Tanpa disadari olehnya, ternyata Davin terus menatap dan memperhatikan dirinya bekerja. Pria itu mengerutkan dahi saat menatap sekretaris yang merangkap jadi pembantu pribadinya itu geleng-geleng kepala. Sehingga dia mendekat dan tanpa Lia sadari jarak diantara mereka sudah menipis.
"Apa yang kau pikirkan?" ujar Davin membuat Lia tersentak kaget dan syok saat menyadari mereka hampir tak berjarak.
Wanita itu spontan mundur dan menghindar, tapi Davin merasa tersinggung sehingga dengan cepat menahan pinggangnya.
"Apa yang kau lakukan?"
"Tidak usah sok suci, aku tahu kau pasti menyukainya!" ujar Davin sebelum kemudian menyentuhnya dengan kurangajar.
Lia mendorong tubuh Davin dengan keras dan setelah berhasil, perempuan itu segera mengusap bibirnya dan menampar Davin dengan kerasnya.
Plakk
"Aku bukan jala-ng!!!"
"Cih, lalu apa? Ckckck, aku tahu yang barusan terjadi kau pasti sangat menyukainya apalagi aku sendiri yang berinisiatif. Kau setelah ini pasti berpikir sudah berhasil menaklukkanku Lia, tapi jangan terlalu senang dulu. Aslinya jala-ng adalah tubuhnya menggoda dan aku akui itu.
Namun, sadarlah yang menarik darimu itu cuma tubuhmu, bukan pikirkan kotor dan hatimu yang busuk!!" ujar Davin kejam menatap Lia seperti bajing-an penghuni tempat-tempat malam.

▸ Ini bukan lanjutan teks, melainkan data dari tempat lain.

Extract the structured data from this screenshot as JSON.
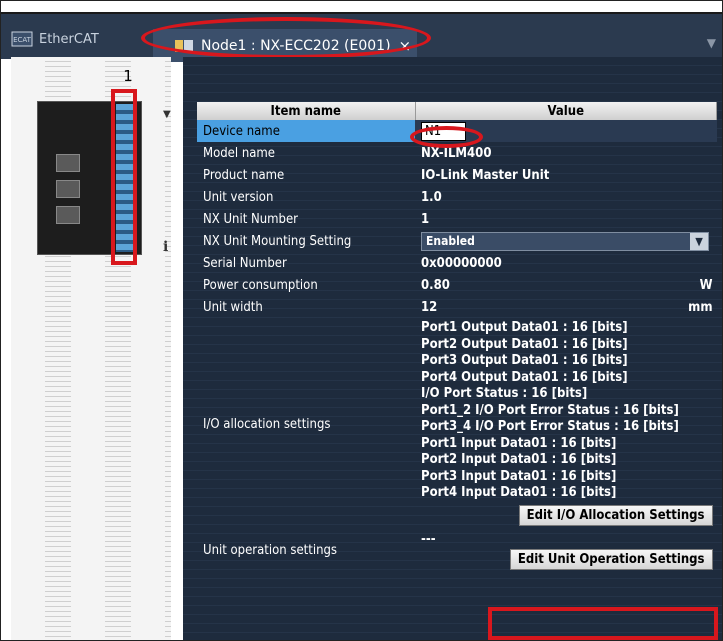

Wanita itu merasa terhina, berkaca-kaca sambil menahan diri untuk tidak menangis. "Seharusnya kau yang sadar, karena walaupun aku jala-ng, jala-ng ini bahkan tidak sudi denganmu. Kau terlalu pecundang karena terlalu mudah untuk ditaklukkan!!" balas Lia dengan tak mau kalah.
Baiklah terserah Davin mau memandangnya apa sekarang, tapi dia juga takkan mau diinjak-injak begitu terus dan mulai sekarang dia takkan mengalah lagi pada pria yang merasa dirinya paling segalanya itu.
"Dengar Davin Geraldo, aku bahkan tidak sudi denganmu dan bahkan muak!!"